Protective effect of a thrombin receptor (protease-activated receptor 1) gene polymorphism toward venous thromboembolism.
Raktažodžiai
Santrauka
The human protease-activated receptor 1 (PAR-1) is activated by thrombin at the surface of platelets and endothelial cells, 2 cells that are implicated in hemostasis and thrombosis. We studied the PAR-1 gene in a large case-control study from the Paris Thrombosis Study (PATHROS), and the possible implication of polymorphisms in venous thromboembolism was evaluated. Two polymorphisms were found in the 5' regulatory region. The first is a C to T transition that is 1426 nucleotides upstream from the translation start site (-1426 C/T), and the second is a 13-bp insertion repeating the preceding -506 5'-CGGCCGCGGGAAG-3' sequence (-506 I/D, where I indicates insertion and D indicates deletion), a putative cis-acting element of the Ets family.

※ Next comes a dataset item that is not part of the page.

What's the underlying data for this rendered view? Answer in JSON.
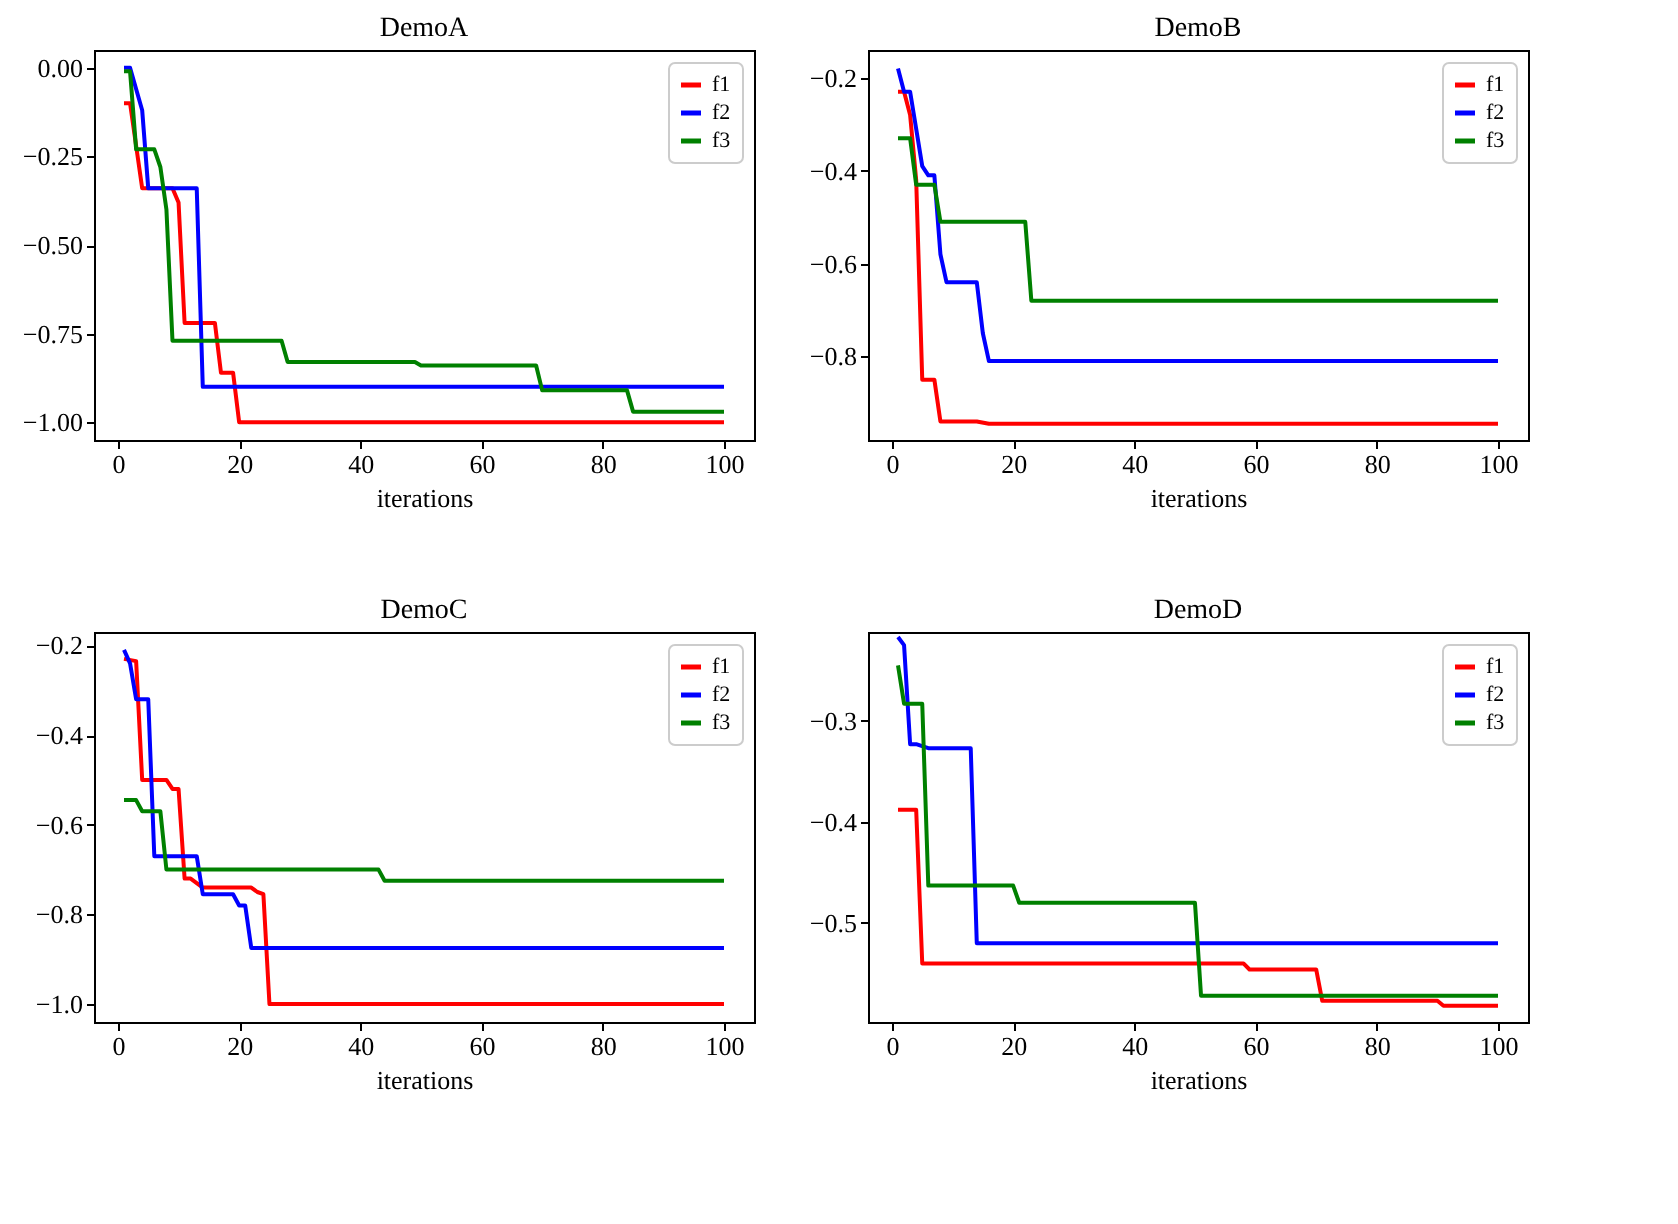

The third polymorphism is an A to T transversion in the intervening sequence (IVS) that is 14 nucleotides upstream from the exon 2 start site (IVS-14 A/T). The distribution of the 3 polymorphisms was otherwise similar in the 250 cases and the 1214 controls. A noteworthy sex heterogeneity led us to analyze men and women separately with regard to the -506 I/D polymorphism. We found that allele I was less frequent in male cases than in male controls (0.154 versus 0.247, P<0.01), with an odds ratio at 0.52 (95% CI 0. 32 to 0.82, P<0.01). Furthermore, a reduction of prothrombin fragment 1+2 levels was observed in homozygous carriers of allele -506 I (P=0.04). Altogether, these data suggested a protective effect in men of -506 I/D polymorphism for venous thromboembolism.